Significant competition

But the jury was enthusiastic about the talent of the 24-year-old industrial and computer engineer, graduated from Polytech Marseille, to sell his baby which will be launched in September in 35 African countries. Didn’t he pocket a pack worth $ 20,000 in 2014 in Silicon Valley by presenting his solution in one minute at Google I / O Pitch Night – an annual search engine conference American dedicated to new generations of companies?

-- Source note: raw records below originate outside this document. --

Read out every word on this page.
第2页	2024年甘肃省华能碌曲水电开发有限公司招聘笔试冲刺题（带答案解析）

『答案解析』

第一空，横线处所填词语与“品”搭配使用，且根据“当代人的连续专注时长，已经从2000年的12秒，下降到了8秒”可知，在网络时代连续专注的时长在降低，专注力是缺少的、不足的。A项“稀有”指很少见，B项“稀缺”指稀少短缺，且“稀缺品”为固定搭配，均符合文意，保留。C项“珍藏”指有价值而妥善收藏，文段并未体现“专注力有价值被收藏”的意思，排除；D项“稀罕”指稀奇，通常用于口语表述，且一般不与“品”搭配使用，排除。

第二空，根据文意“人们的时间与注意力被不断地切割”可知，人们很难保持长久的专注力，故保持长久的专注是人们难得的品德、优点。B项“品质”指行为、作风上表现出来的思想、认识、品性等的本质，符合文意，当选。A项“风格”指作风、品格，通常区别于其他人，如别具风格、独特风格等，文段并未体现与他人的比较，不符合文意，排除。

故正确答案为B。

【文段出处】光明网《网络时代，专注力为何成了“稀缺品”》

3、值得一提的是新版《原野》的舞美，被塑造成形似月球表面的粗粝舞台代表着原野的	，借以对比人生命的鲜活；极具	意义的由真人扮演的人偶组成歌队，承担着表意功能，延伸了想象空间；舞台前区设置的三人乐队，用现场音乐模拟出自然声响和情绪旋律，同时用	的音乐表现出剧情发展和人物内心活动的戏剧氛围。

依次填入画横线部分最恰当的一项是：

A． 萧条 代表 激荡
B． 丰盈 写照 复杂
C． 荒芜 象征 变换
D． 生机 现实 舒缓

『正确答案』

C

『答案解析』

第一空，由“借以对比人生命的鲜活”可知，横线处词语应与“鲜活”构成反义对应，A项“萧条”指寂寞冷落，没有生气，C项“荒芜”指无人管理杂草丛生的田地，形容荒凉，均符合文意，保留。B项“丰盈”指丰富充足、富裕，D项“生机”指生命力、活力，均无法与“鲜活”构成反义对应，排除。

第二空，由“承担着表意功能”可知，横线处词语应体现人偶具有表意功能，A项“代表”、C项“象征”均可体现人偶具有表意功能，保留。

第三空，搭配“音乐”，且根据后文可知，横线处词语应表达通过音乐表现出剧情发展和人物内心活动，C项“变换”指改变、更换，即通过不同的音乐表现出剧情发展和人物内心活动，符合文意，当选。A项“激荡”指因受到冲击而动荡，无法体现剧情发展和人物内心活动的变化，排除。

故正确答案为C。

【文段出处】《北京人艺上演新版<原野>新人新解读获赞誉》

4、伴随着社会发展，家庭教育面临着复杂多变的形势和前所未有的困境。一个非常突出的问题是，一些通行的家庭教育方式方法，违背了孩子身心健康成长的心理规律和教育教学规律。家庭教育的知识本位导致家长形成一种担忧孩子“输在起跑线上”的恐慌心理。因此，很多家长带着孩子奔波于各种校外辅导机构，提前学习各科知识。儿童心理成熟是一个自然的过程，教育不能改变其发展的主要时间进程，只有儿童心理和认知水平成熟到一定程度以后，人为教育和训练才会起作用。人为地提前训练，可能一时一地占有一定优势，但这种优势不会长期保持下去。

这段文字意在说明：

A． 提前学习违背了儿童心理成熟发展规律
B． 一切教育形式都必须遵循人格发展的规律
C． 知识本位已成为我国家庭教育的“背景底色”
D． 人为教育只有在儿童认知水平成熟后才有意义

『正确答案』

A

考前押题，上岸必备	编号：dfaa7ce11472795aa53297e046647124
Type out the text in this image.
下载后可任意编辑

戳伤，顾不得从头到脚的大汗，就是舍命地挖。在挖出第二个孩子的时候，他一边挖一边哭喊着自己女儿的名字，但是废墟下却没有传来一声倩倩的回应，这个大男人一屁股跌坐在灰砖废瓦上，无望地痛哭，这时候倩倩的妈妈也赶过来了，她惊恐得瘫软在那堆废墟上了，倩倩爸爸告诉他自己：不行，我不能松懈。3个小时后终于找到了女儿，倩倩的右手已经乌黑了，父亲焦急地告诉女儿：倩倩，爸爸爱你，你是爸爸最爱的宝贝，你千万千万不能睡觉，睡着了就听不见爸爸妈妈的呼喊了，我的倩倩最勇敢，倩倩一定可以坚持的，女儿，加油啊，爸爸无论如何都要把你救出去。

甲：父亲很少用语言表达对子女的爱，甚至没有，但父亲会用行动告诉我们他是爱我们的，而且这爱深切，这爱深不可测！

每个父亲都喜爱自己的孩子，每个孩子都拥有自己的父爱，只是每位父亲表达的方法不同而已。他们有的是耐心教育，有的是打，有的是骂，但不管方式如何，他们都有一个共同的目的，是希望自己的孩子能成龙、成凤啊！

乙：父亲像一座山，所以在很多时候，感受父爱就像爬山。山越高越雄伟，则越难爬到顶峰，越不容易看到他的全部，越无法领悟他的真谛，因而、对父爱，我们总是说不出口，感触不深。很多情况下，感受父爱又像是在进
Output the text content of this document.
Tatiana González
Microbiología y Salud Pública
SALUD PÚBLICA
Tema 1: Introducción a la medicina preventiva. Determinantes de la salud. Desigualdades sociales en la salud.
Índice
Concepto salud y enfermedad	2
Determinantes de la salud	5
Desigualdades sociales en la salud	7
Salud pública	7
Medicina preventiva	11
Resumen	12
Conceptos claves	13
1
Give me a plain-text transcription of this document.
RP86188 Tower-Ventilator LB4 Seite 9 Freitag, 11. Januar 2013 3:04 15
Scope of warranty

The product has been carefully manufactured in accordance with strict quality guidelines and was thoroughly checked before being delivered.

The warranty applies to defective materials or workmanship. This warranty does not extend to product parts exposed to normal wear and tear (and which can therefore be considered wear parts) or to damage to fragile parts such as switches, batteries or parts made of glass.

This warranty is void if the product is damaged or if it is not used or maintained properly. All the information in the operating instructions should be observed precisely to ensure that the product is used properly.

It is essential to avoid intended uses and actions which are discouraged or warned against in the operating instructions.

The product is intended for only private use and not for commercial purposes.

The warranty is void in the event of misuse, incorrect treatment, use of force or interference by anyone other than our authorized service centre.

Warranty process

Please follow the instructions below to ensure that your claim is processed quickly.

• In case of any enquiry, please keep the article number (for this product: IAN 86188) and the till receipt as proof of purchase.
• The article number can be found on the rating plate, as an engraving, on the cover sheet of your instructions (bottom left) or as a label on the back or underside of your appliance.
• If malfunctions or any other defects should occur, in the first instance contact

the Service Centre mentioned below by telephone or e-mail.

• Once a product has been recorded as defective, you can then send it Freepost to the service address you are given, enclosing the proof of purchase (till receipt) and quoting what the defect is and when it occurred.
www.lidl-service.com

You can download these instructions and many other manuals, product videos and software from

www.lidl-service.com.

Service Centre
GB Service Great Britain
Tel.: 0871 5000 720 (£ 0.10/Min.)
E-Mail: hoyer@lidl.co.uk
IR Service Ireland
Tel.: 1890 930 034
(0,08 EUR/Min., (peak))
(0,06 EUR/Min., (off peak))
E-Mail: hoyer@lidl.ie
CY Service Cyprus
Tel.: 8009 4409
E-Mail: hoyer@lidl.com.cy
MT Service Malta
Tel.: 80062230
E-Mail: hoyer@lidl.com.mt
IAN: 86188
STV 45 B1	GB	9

The figures are known and the potential enormous: one billion mobile phone users in Africa, most of whom do not have bank accounts, and as many customers of one or other of the mobile payment solutions offered by telephone operators. mobile, like Orange Money, MTN Mobile Money, Tigo Cash, Airtel Money or M-Pesa Vodacom, to name a few. Not to mention the similar services that are offered by the banks themselves.

No matter the competition, WeCashUp approaches its market segment with important ambitions since it wants to become the “African PayPal”, from the name of the online payment service to the 184 million accounts in the first quarter of 2016. Unrealistic?

A team of 20 people who play the African card to the full

Before its launch, the team of 20 people behind Infinity Space plays a la carte African – on the team’s web page the origins of each are highlighted (Cameroon, Kenya, Congo Brazzaville) – and can count on a slightly more senior staff.

This is the case for Marc Legoc, professor of artificial intelligence and computer science applied to research at Polytech Marseille, alongside several sponsors in strategy, communication or business development. All are chaperoning Infinity Space so that WeCashUp launches under the best conditions.

The technology of the payment solution – which will take the form of an application which few details filter so far – is being patented in France. It intends to interconnect the mobile payment systems of the various telecom operators on the continent.

The promoters of the project are conducting a marketing campaign with the aim of attracting large e-merchants such as the American Uber, the French Cdiscount and Afrimarket, as well as many Nigerian, Moroccan, Kenyan and South African companies.

WeCashUp’s business model is fairly classically based on charging a commission for each transaction. “Negotiations are underway with telecom operators to arrive at a single price,” notes Cédric Atangana. According to the figures communicated by the young manager, his company aims for a turnover of 600,000 euros at the end of 2016.

A result he sees exploding after the launch of the application, at 12 million euros at the end of 2017. The most pressing challenge is to complete a fundraising 300,000 euros before the end of June to complete the tests.